Para valer imediatamente qualquer mudança teria que ser feita por medida provisória. Os descontos da tarifa social são bancados pela Conta de Desenvolvimento Energético (CDE), fundo que arca com todos os subsídios do setor elétrico, com orçamento de R$ 21,9 bilhões neste ano - dos quais R$ 2,66 bilhões correspondem ao benefício como é hoje.

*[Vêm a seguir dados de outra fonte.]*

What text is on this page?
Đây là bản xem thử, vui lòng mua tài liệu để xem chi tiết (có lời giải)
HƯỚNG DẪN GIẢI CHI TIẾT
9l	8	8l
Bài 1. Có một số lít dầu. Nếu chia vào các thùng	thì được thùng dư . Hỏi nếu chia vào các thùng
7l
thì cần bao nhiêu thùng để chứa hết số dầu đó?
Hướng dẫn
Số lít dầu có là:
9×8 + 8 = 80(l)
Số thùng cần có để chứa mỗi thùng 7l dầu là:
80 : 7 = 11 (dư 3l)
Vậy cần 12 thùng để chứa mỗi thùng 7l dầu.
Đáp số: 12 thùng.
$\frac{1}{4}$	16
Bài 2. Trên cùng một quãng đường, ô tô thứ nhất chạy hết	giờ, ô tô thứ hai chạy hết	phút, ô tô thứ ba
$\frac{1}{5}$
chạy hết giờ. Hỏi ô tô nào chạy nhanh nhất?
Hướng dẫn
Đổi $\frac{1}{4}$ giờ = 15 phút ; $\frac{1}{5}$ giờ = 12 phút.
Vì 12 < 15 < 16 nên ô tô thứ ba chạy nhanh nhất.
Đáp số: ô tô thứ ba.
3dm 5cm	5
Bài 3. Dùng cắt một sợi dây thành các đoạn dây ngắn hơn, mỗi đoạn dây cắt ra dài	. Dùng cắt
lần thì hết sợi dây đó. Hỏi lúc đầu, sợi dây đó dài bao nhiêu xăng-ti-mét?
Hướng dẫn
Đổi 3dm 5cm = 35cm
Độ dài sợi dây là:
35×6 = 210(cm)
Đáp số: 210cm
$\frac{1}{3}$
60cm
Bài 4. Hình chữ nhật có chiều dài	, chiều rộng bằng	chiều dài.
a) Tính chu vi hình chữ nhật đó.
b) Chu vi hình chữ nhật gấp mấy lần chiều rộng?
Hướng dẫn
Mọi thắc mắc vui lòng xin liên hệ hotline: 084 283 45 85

No caso do “voucher”, a intenção é garantir um volume de recursos para alimentação e compra de remédios para os trabalhadores informais. Nesse grupo estão beneficiários do Bolsa Família e BPC, mas também pessoas que têm uma renda um pouco maior, embora não suficiente para enfrentar uma quebra súbita em seus rendimentos mensais.

Ainda será preciso definir os valores e até o formato para concessão do programa, levando-se em consideração também questões médicas, como a recomendação para evitar aglomerações.

Esse programa emergencial de transferência de renda excluiria trabalhadores formais, que podem ter a crise amortecida por licenças das empresas ou, em casos mais extremos, por seguro-desemprego. Para driblar riscos logísticos, evitando exposição das pessoas a postos do INSS ou agências bancárias, aventa-se o desenho de algum aplicativo oficial ou até mesmo eventuais parcerias com operadoras de “maquininhas” de cartão para que os créditos possam ser usados virtualmente em supermercados e comércios locais.

O presidente dos Estados Unidos, Donald Trump, já apontou nessa direção e prometeu enviar cheques de US$ 1 mil para os americanos ficarem em casa no período de crise sanitária. No fim da tarde de ontem, o presidente Jair Bolsonaro confirmou estudos para a concessão de benefício extraordinário para os trabalhadores enfrentarem a crise.

Em países como a França, já houve determinação do governo para que atrasos no pagamento de contas de luz e outros serviços públicos sejam “perdoados” pelas concessionárias, sem cobrança de multa. Por aqui, ainda não houve conversas nesse sentido.

O governo também pode reforçar as ações para empresas de menor porte, completando medidas anunciadas na segunda.